Recursion Overview

Thinking About Recursion

A recursive function is a function that calls itself. Recursion is extrememly useful in CS when working with recursively defined data structures, such as lists, and is commonly used in higher level CS courses and in industry. It can be a pretty tricky topic to wrap your head around but once you understand the basics and put it into practice it can make your life as a coder much easier!

When we want to write a recursive function, we need a base case and a recursive case:

• Our recursive case is where we call our function.
• In the base case, we do NOT call our function.

When we enter the recursive case of a function, we know we’re going to be calling the function again. In order to prevent this from happening without end, we need a way to make it so that eventually we’ll enter the base case of our function. To do this, we must change the arguments we provide when we call the function in our recursive case.

Rules for Recursive Functions

1. Test for a base case!
   • The base case is the ending condition for a recursive function (it tells us when to stop).
   • Not including the base case could give us infinite recursion, which would send a stack overflow error our way!
2. Recursive case
   • Have the function call itself! This is what makes it a recursive function.
3. Change at least one argument when recurring
   • We need to change the arguments so they get closer and closer to the base case with each step of recursion.
   • If we never change the arguments we call the function with, we’ll end up in an endless cycle of calling the function.

Examples

Factorial Function

Let’s test your knowledge. Can you identify the base case and recursive case for the factorial function below?

    def factorial(n):
        if n == 0:
            return 1
        else:
            return n * factorial(n-1)

The recursive case is where the function calls itself. In this case, we recur in the else block when we return n * factorial(n-1).

The base case is what terminates the recursion. In our factorial function, the base case occurs when n == 0. By returning 1 instead of a call to factorial, the recursion halts and the result, n!, is returned.

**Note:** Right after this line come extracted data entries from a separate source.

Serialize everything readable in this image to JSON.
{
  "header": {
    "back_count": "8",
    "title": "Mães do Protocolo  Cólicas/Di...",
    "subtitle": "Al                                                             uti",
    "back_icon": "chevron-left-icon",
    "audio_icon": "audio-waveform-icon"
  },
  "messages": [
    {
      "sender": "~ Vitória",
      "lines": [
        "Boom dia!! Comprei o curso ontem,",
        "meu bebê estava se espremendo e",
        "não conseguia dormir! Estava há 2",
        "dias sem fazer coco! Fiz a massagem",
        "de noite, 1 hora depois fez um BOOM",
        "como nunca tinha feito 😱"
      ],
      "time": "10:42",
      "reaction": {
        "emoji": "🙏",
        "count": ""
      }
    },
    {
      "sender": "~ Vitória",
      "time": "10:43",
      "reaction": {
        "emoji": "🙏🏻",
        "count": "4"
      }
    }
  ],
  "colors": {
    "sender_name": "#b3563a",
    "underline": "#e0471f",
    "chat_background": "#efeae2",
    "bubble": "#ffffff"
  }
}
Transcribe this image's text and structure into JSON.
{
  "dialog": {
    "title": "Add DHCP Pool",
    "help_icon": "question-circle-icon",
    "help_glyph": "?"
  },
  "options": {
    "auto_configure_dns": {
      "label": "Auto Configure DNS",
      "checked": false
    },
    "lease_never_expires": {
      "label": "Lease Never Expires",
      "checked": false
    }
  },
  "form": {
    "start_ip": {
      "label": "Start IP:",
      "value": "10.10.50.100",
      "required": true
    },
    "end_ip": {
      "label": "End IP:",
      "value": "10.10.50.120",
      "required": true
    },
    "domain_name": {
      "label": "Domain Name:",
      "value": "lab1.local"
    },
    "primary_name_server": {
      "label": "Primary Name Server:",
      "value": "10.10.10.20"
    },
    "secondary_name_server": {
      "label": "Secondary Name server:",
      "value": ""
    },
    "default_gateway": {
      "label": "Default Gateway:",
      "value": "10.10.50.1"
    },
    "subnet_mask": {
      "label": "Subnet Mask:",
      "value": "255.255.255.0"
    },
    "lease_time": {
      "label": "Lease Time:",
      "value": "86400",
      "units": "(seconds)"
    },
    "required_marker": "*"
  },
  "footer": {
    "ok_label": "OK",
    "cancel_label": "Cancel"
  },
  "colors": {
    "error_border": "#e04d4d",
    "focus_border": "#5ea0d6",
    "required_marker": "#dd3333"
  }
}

Still a little confused on what’s going on? Try drawing an environment diagram for the function call factorial(4) to see what this function looks like in action!

Addition Function

Let’s try writting a recursive function that sums 2 numbers! Our function will take in a number, n, and how much we want to add to it, m. Calling this function might look like add(2, 3).

So, how do go about thinking recursively? One good starting point is asking yourself, “what is one step I can repeat over and over again to achieve the result I desire?” In the case of addition, adding 1 to n, m times, would result in the sum of m and n. That’s the recursive case right there!

Remember that we must change an argument each time we recur in order to get to our base case. When should we reach our base case? When we have successfully added 1 to n, m times. One way we can keep track of this progress is to decrease the value of m every time we hit our recursive case. Thus, when m = 0, we know that we are done recurring!

We have figured out that we should hit our base case when m = 0. But, what do we do when that happens? Well, when we reach our base case we assume that we are done recurring. Thus, we are trusting that m and n have been summed and we no longer want to add to our return value. So, in this case we just return 0!

• (Note: Remember every returned value is being added up, essentially we are adding 0 to our total sum when we reach base case)

• Following this logic, what might be a base case when working with multiplication? Would multiplying our value by 0 be a good idea?

And there we have it! We have figured out how to write a recursive funtion that adds two numbers. This process is a tricky to wrap your head around at first, but stick to the 3 rules of recursive functions and you’re golden!

    def add(n, m):
        if m <= 0:
            return 0
        else:
            return 1 + add(n, m-1)

Note: In the function our base case actually ends up occuring when m <= 0. Can you think of why this might be? Why might using m == 0 cause problems? What would happen if we called then function with a negative value for m?

Again, if you are feeling lost, try creating an environment diagram for the call add(3, 2) and trace what is happening.